The ubiquitous garden grub is a pest no matter what. It chews the roots of lawns and many plants. In its adult stage, this Japanese beetle chews the foliage of trees, shrubs, vegetables and flowers. Because the pesticides used to treat grubs are highly toxic, organic methods are preferable for the vegetable gardener. Methods used to reduce grub problems include handpicking the larval grubs and adult Japanese beetles -- and treating the soil with diatomaceous earth, milky spore and beneficial nematodes, all of which are not harmful to earthworms, bees, humans or pets.
Apply diatomaceous earth. Use a dust mask if applying dry dust. Diatomaceous earth is an abrasive dust found in sedimentary deposits formed from the skeletal remains of algae. It is non-toxic to humans, pets and earthworms, but take precautions to limit eye and mucous-membrane exposure.
Inoculate the soil with milky spore. Milky spore is a bacteria that gets ingested by grubs, but does not affect earthworms. The grubs die and release more milky-spore bacteria into the soil for other grubs to ingest. Because this method takes one to three weeks to affect grubs and depends on the spread of the bacteria when grubs die, this method of organic control is a long-term solution. Optimal results are seen one to three years after initial application.
Introduce beneficial nematodes. As long as high temperatures and drought conditions do not exist, beneficial nematodes kill grubs by infesting and reproducing within the grub. Because nematodes are host specific, they also do not harm worms.
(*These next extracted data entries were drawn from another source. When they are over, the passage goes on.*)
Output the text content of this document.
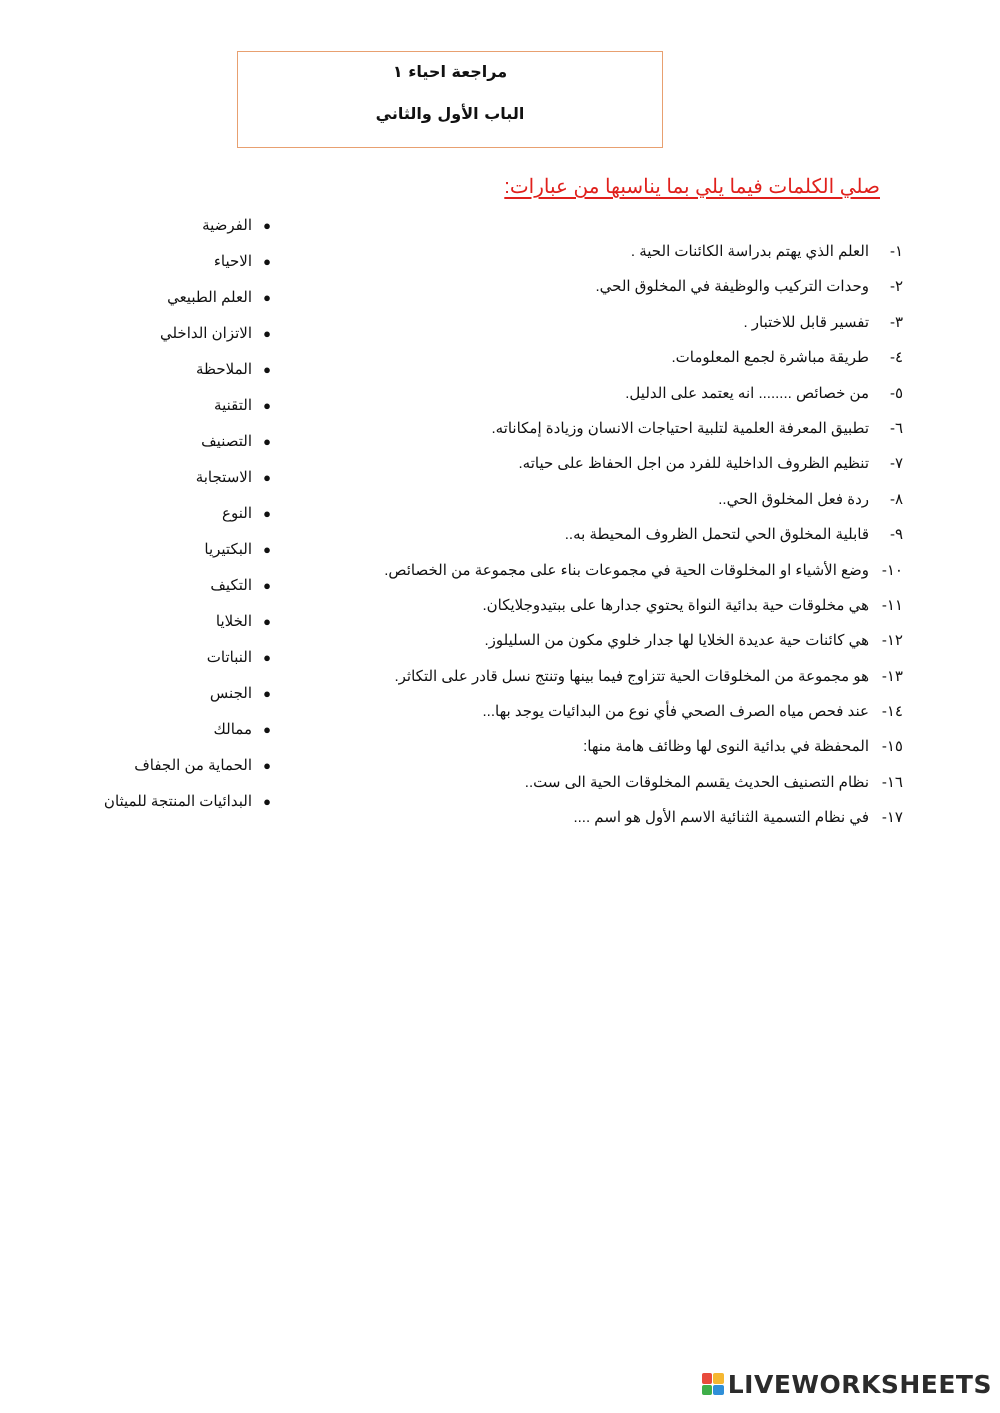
مراجعة احياء ١
الباب الأول والثاني
صلي الكلمات فيما يلي بما يناسبها من عبارات:
١-العلم الذي يهتم بدراسة الكائنات الحية .
٢-وحدات التركيب والوظيفة في المخلوق الحي.
٣-تفسير قابل للاختبار .
٤-طريقة مباشرة لجمع المعلومات.
٥-من خصائص ........ انه يعتمد على الدليل.
٦-تطبيق المعرفة العلمية لتلبية احتياجات الانسان وزيادة إمكاناته.
٧-تنظيم الظروف الداخلية للفرد من اجل الحفاظ على حياته.
٨-ردة فعل المخلوق الحي..
٩-قابلية المخلوق الحي لتحمل الظروف المحيطة به..
١٠-وضع الأشياء او المخلوقات الحية في مجموعات بناء على مجموعة من الخصائص.
١١-هي مخلوقات حية بدائية النواة يحتوي جدارها على ببتيدوجلايكان.
١٢-هي كائنات حية عديدة الخلايا لها جدار خلوي مكون من السليلوز.
١٣-هو مجموعة من المخلوقات الحية تتزاوج فيما بينها وتنتج نسل قادر على التكاثر.
١٤-عند فحص مياه الصرف الصحي فأي نوع من البدائيات يوجد بها...
١٥-المحفظة في بدائية النوى لها وظائف هامة منها:
١٦-نظام التصنيف الحديث يقسم المخلوقات الحية الى ست..
١٧-في نظام التسمية الثنائية الاسم الأول هو اسم ....
●الفرضية
●الاحياء
●العلم الطبيعي
●الاتزان الداخلي
●الملاحظة
●التقنية
●التصنيف
●الاستجابة
●النوع
●البكتيريا
●التكيف
●الخلايا
●النباتات
●الجنس
●ممالك
●الحماية من الجفاف
●البدائيات المنتجة للميثان
LIVEWORKSHEETS
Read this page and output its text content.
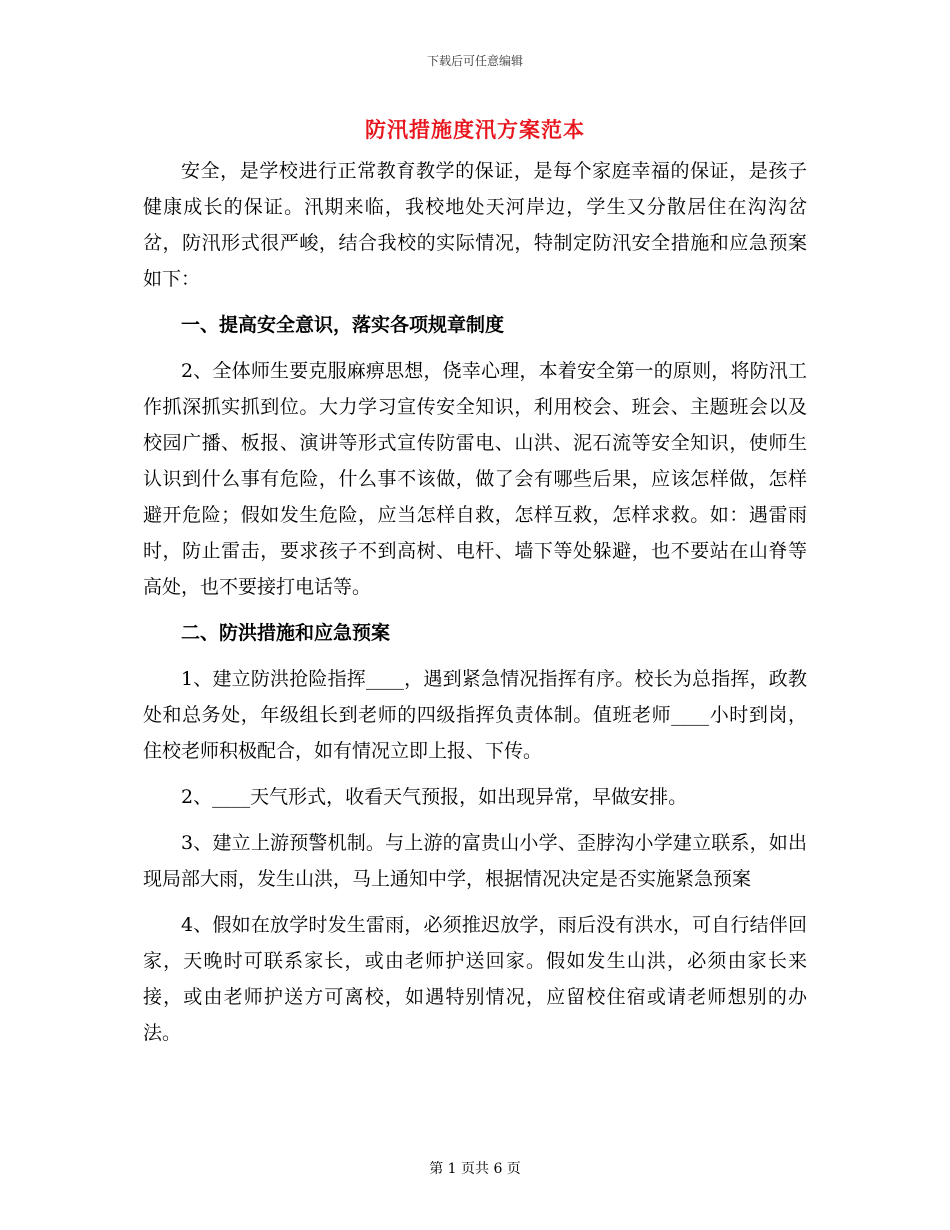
下载后可任意编辑
防汛措施度汛方案范本

安全，是学校进行正常教育教学的保证，是每个家庭幸福的保证，是孩子健康成长的保证。汛期来临，我校地处天河岸边，学生又分散居住在沟沟岔岔，防汛形式很严峻，结合我校的实际情况，特制定防汛安全措施和应急预案如下：

一、提高安全意识，落实各项规章制度

2、全体师生要克服麻痹思想，侥幸心理，本着安全第一的原则，将防汛工作抓深抓实抓到位。大力学习宣传安全知识，利用校会、班会、主题班会以及校园广播、板报、演讲等形式宣传防雷电、山洪、泥石流等安全知识，使师生认识到什么事有危险，什么事不该做，做了会有哪些后果，应该怎样做，怎样避开危险；假如发生危险，应当怎样自救，怎样互救，怎样求救。如：遇雷雨时，防止雷击，要求孩子不到高树、电杆、墙下等处躲避，也不要站在山脊等高处，也不要接打电话等。

二、防洪措施和应急预案

1、建立防洪抢险指挥____，遇到紧急情况指挥有序。校长为总指挥，政教处和总务处，年级组长到老师的四级指挥负责体制。值班老师____小时到岗，住校老师积极配合，如有情况立即上报、下传。

2、____天气形式，收看天气预报，如出现异常，早做安排。

3、建立上游预警机制。与上游的富贵山小学、歪脖沟小学建立联系，如出现局部大雨，发生山洪，马上通知中学，根据情况决定是否实施紧急预案

4、假如在放学时发生雷雨，必须推迟放学，雨后没有洪水，可自行结伴回家，天晚时可联系家长，或由老师护送回家。假如发生山洪，必须由家长来接，或由老师护送方可离校，如遇特别情况，应留校住宿或请老师想别的办法。

第 1 页共 6 页
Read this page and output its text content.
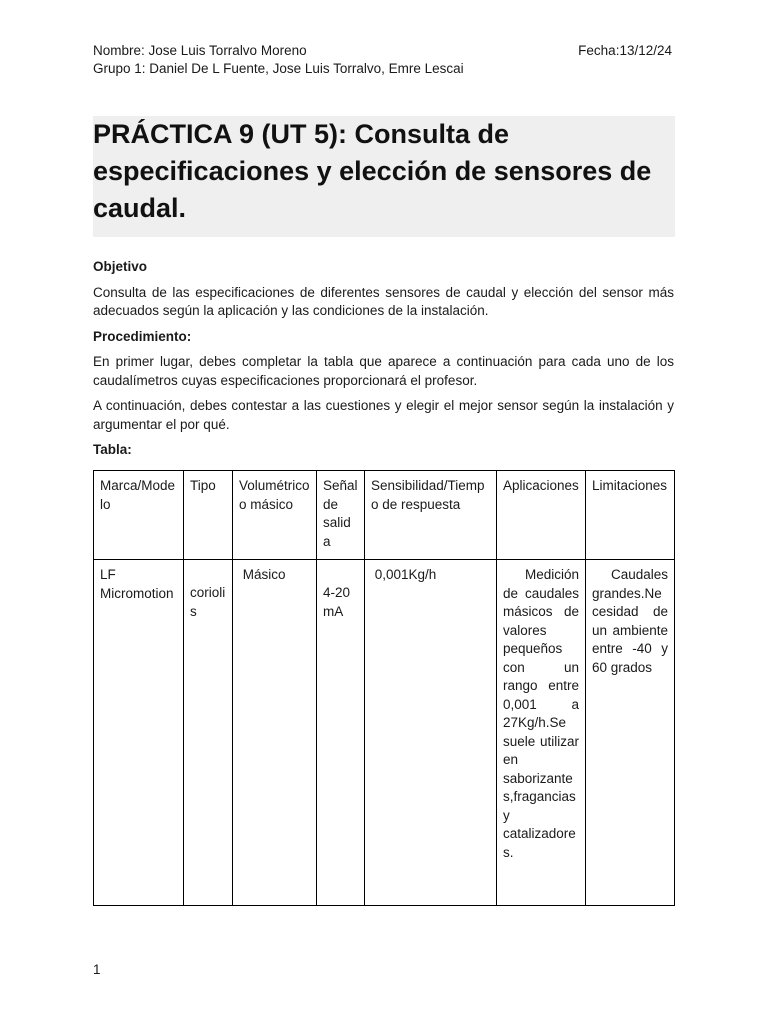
Nombre: Jose Luis Torralvo Moreno
Grupo 1: Daniel De L Fuente, Jose Luis Torralvo, Emre Lescai
Fecha:13/12/24
PRÁCTICA 9 (UT 5): Consulta de especificaciones y elección de sensores de caudal.
Objetivo

Consulta de las especificaciones de diferentes sensores de caudal y elección del sensor más adecuados según la aplicación y las condiciones de la instalación.

Procedimiento:

En primer lugar, debes completar la tabla que aparece a continuación para cada uno de los caudalímetros cuyas especificaciones proporcionará el profesor.

A continuación, debes contestar a las cuestiones y elegir el mejor sensor según la instalación y argumentar el por qué.

Tabla:
Marca/Modelo	Tipo	Volumétrico o másico	Señal de salida	Sensibilidad/Tiempo de respuesta	Aplicaciones	Limitaciones
LF Micromotion	coriolis	Másico	4-20 mA	0,001Kg/h	Medición de caudales másicos de valores pequeños con un rango entre 0,001 a 27Kg/h.Se suele utilizar en saborizantes,fragancias y catalizadores.	Caudales grandes.Necesidad de un ambiente entre -40 y 60 grados
1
Handpick the adult beetles. When Japanese beetles are present, handpicking them is an effective way to reduce theirs numbers without harming any worms. Simply remove them with your fingers. Alternatively, put the beetles in a container with soapy water or kerosene and a lid to prevent them from escaping.
Practice companion planting. Companion planting uses other plants to benefit each other. Some plants have also shown to deter or kill grubs and Japanese beetles. These include garlic, tansy, rue and geraniums. By establishing these plants near others which attract the Japanese beetle, you reduce the damage they cause while allowing the earthworms to remain undisturbed. Larkspur has been shown to attract and poison Japanese beetles.